Nassimah Dindar, Présidente du Conseil général. (photo Toniox)

« J’avais prévu de vous parler d’autre chose que ce dont je vais finalement vous parler », avertit Nassimah Dindar, prenant la parole à la suite du dernier intervenant de l’AJFER. « Je voulais vous parler de ce que nous faisons au Conseil général, de ce que nous faisons en tant qu’élus… Et je vous ai entendus vous exprimer tour à tour. Je vous ai entendus, et j’ai ressenti à quel point vous connaissez intimement les problèmes dont vous parlez. Je vous ai entendus, et j’ai entendu… l’excellence.
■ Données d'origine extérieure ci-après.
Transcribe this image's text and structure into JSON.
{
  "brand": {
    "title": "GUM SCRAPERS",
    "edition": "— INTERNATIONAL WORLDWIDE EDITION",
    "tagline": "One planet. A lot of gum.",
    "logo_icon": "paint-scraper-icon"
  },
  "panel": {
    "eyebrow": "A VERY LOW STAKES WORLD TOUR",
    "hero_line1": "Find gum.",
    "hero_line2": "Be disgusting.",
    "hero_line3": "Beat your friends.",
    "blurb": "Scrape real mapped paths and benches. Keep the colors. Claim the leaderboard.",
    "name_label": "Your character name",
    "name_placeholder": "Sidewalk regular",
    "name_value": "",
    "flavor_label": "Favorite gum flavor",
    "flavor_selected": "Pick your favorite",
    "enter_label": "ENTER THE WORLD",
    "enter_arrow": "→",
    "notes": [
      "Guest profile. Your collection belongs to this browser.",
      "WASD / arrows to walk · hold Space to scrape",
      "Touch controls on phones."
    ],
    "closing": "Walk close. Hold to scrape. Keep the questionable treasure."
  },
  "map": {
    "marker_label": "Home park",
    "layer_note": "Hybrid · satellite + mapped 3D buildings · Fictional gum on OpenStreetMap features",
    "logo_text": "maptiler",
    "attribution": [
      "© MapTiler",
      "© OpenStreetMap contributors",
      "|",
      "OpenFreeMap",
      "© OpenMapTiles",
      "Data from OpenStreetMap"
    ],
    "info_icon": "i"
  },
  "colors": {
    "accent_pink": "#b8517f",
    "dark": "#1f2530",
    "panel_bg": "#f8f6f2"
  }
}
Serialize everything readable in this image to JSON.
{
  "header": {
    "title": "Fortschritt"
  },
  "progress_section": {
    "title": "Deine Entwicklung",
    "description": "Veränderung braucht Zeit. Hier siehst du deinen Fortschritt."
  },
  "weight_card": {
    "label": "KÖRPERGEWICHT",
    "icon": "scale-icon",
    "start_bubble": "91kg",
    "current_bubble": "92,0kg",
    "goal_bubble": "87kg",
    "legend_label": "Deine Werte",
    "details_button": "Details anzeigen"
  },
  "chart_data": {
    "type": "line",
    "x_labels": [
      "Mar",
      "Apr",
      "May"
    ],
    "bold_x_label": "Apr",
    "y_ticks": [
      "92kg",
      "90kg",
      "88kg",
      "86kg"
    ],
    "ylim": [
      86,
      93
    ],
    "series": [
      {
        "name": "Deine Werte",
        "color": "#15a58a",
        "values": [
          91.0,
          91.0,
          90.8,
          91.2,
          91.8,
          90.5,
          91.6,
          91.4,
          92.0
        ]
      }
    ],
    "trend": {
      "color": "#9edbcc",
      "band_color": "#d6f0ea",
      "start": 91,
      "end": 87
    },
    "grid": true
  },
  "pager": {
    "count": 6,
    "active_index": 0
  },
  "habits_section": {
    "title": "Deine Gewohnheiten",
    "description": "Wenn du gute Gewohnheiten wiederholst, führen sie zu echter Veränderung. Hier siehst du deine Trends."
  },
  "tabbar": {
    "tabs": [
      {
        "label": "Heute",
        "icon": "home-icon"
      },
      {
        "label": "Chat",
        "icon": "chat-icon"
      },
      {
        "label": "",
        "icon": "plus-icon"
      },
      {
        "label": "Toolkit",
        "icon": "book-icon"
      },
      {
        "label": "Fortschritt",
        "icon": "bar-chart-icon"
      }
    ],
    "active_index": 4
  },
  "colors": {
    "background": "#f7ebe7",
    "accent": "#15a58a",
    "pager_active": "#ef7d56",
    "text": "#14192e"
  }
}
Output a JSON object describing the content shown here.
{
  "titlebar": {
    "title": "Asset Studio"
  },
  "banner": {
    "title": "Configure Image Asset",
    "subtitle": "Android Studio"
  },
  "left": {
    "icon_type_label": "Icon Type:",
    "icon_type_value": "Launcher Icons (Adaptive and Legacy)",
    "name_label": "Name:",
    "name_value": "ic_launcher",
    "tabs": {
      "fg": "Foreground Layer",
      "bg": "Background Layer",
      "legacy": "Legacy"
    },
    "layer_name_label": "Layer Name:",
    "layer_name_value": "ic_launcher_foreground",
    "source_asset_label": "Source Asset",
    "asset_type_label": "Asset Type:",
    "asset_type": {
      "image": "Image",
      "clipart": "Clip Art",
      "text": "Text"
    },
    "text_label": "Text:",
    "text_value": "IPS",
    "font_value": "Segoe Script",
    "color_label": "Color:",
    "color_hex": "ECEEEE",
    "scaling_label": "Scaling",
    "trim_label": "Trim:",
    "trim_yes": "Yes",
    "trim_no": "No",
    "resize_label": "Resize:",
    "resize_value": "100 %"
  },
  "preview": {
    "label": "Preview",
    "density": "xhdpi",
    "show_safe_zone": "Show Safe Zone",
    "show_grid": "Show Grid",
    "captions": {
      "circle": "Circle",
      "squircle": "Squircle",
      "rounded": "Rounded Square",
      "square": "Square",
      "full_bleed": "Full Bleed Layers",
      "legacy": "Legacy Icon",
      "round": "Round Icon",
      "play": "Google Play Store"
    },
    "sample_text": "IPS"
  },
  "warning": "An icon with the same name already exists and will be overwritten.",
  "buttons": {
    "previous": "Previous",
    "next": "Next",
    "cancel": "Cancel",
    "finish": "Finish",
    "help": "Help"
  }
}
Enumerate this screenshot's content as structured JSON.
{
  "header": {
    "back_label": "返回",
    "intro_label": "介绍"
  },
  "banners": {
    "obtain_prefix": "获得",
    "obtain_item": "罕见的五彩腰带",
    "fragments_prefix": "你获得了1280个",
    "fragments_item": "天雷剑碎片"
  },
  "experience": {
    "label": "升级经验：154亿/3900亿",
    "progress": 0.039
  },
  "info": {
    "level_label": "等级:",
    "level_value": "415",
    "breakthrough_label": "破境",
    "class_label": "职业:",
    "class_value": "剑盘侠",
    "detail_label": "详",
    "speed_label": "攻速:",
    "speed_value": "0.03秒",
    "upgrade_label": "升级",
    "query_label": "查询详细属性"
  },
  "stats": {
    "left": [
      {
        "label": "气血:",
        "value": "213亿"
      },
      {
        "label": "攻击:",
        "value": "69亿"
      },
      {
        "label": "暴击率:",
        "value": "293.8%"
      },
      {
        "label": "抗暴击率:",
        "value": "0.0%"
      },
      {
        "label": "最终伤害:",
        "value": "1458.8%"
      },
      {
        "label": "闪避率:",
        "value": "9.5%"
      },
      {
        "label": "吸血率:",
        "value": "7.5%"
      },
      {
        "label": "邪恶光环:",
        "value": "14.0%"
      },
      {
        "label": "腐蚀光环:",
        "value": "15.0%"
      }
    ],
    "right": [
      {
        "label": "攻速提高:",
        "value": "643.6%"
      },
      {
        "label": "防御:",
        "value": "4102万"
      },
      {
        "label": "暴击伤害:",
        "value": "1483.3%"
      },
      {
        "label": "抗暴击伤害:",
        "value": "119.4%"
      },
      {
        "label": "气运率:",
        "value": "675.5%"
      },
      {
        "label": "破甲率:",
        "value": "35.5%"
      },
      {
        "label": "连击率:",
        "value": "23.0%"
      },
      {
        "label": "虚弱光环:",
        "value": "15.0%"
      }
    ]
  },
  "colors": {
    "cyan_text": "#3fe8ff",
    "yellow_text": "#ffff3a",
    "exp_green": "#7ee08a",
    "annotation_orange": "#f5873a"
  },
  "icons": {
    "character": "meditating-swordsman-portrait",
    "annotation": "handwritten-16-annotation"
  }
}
Je vous ai entendus parler de La Réunion ».

« Rouler pour La Réunion »

« La gouvernance
 », explique la présidente du Conseil général, « installe des clivages ». Ceux-ci divisent le monde politique entre « Droite et Gauche », entre différents « systèmes », par lesquels des groupes tentent de conquérir pour eux-mêmes des avantages, d’occuper coûte que coûte des postes. Or, rappelle Nassimah Dindar, on peut être une femme ou un homme impliqué dans la gouvernance et « refuser les systèmes ». La présidente de l’Assemblée départementale en veut pour preuve son propre itinéraire : élue autrefois sur la liste conduite par Margie Sudre, « je ne connaissais pas bien le monde politique. J’ai entendu le discours du président Vergès sur le changement climatique, dont personne ne parlait alors »… et que refusaient d’écouter les femmes et les hommes de « système ». Aujourd’hui, ces constats et cette analyse sont reconnus par tous. « Il faut casser les systèmes » et « rouler pour La Réunion », ajoute Nassimah Dindar. « Votre rassemblement d’aujourd’hui dérange. Il dérange ceux qui sont confortablement assis, ceux qui sont bien installés dans les systèmes. Ce que vous avez dit aujourd’hui ici, je voudrais que vous alliez le dire aux quatre coins de notre île. Alé di partou ! ».